À l’hôtel de ville, Villeneuve garde ses distances avec le triumvirat libéral [V. Préfontaine] qui domine alors le conseil. Conservateur de longue date, proche des milieux ultramontains, il représente Hochelaga à l’Assemblée législative du 14 octobre 1886 au 31 octobre 1887, date à laquelle son élection est annulée. Il est défait à l’élection partielle du 28 avril 1888, mais réélu en 1890 et 1892. Député effacé, il se contente de veiller aux intérêts des Montréalais. Il appuie en 1893 la requête de la Chambre de commerce du district de Montréal en vue de substituer un impôt foncier aux diverses taxes sur le commerce, puis il prend la défense du conseil municipal de Montréal, que des députés veulent mettre sous tutelle, même s’il reconnaît que cet organisme est « contrôlé par une bande d’aventuriers ». C’est donc tout naturellement qu’il accepte de briguer les suffrages à la mairie contre James McShane*, ancien ministre d’Honoré Mercier* et ami de Préfontaine. Grâce à l’appui des commerçants, des réformistes et des quartiers francophones, il est élu avec 176 voix de majorité, le 10 février 1894. Premier maire élu pour deux ans, Villeneuve place son mandat sous le signe de l’économie. Il n’a d’ailleurs pas le choix, car les temps sont durs : en 1894, le Parlement fixe à 25 millions le montant maximal de la dette municipale et, en 1895, c’est la plus élevée per capita de toute la décennie. Malgré tout, les travaux du havre et ceux de la gare et de l’hôtel Viger [V. Bruce Price] se poursuivent sous son mandat.

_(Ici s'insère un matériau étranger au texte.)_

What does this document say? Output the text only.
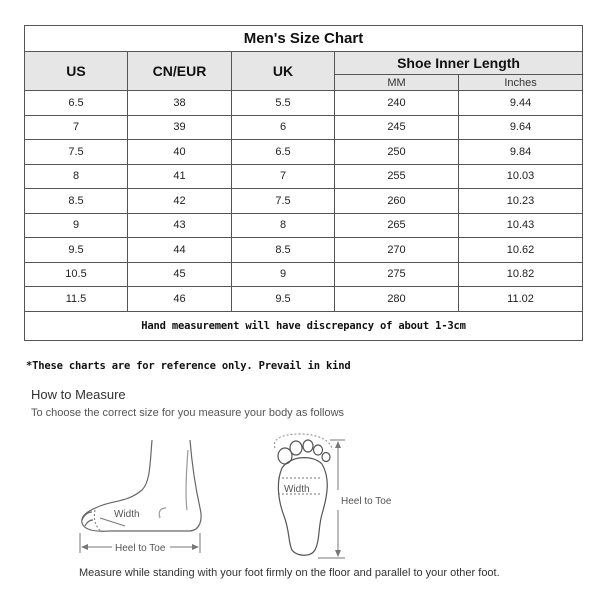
Men's Size Chart				
US	CN/EUR	UK	Shoe Inner Length	
			MM	Inches
6.5	38	5.5	240	9.44
7	39	6	245	9.64
7.5	40	6.5	250	9.84
8	41	7	255	10.03
8.5	42	7.5	260	10.23
9	43	8	265	10.43
9.5	44	8.5	270	10.62
10.5	45	9	275	10.82
11.5	46	9.5	280	11.02
Hand measurement will have discrepancy of about 1-3cm				
*These charts are for reference only. Prevail in kind
How to Measure
To choose the correct size for you measure your body as follows
Width
Heel to Toe
Width
Heel to Toe
Measure while standing with your foot firmly on the floor and parallel to your other foot.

Le 2 janvier 1896, quelques jours avant la fin de son mandat, Villeneuve est nommé sénateur de la division de Salaberry en remplacement de Joseph Tassé*. Il s’intéressera surtout à la législation bancaire. C’est un homme déjà sur le déclin. Il se retire de la Blackstone Cigar Factory, Villeneuve and Company le 15 novembre 1896 et, l’année suivante, il cède à son fils Eugène-William son commerce de grossiste, mais demeure associé de la Léonidas Villeneuve et Compagnie ; son testament, rédigé le 16 octobre 1900, spécifie que cette association pourra être continuée deux ans après sa mort.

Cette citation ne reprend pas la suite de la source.